Over 200 million women have an unmet need for family planning. Despite recent gains, hundreds of thousands of women die unnecessarily from complications of pregnancy and childbirth. Closely linked to inadequate maternal health care are the millions of stillbirths and neonatal deaths.
Continued progress in these areas can only be achieved if skilled health workers are present. It is no accident that the countries plagued by high unmet need for family planning, low contraceptive prevalence, and high maternal and newborn mortality are also those with the worst access to skilled health workers.

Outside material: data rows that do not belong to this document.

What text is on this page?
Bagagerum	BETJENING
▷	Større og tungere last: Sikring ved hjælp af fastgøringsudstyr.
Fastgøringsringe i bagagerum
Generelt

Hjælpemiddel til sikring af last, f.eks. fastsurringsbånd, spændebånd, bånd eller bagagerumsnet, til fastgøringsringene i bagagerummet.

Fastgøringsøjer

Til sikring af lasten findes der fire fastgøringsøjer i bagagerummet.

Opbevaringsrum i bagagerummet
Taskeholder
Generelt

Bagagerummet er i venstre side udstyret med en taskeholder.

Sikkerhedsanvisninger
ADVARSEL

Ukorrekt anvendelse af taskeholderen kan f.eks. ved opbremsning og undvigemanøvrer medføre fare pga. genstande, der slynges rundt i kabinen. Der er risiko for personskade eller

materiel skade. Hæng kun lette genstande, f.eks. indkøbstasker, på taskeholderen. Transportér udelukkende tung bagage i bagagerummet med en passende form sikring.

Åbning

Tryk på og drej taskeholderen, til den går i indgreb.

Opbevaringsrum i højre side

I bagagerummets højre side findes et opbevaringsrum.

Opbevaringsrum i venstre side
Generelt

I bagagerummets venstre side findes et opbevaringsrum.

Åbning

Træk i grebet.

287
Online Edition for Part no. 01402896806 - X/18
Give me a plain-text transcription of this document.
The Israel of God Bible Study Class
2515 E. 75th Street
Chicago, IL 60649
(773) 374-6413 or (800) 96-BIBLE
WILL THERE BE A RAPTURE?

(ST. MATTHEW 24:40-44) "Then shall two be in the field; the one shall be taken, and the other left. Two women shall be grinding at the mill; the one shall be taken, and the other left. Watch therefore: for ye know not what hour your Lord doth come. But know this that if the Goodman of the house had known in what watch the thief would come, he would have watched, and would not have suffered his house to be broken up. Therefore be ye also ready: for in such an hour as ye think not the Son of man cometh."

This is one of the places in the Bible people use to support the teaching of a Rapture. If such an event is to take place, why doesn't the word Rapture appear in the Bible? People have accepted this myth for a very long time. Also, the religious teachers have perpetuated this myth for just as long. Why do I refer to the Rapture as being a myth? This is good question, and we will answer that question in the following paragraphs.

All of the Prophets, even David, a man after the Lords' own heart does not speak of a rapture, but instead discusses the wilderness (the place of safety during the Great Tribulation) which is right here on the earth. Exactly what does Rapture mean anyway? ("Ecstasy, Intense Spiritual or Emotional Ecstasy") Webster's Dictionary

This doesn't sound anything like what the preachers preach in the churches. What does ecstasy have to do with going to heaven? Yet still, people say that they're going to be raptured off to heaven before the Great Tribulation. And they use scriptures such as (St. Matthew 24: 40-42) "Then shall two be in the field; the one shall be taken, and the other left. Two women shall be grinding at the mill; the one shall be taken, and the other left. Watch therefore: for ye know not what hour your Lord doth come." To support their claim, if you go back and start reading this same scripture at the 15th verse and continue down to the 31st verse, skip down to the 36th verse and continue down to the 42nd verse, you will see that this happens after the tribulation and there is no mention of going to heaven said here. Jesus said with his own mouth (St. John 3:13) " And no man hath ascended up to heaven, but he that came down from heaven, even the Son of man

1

Now is the time for the reproductive health advocates and health workforce advocates to join forces. The reality is that the goals of the reproductive health movement cannot be achieved without increased access to health workers, especially among the poor, the vulnerable, and those living in rural areas. Let us remember the lessons learned from the great figures in the family planning movement, like Allan Rosenfield and Mechai Viravaidya. Thanks to their work, much has been learned about rapidly scaling up the number of health workers, developing new kinds of health workers, making best use of health workers through task sharing, and supporting health workers so they can serve their communities. Building on this rich history to address the health workforce crisis is the essential step to better reproductive health.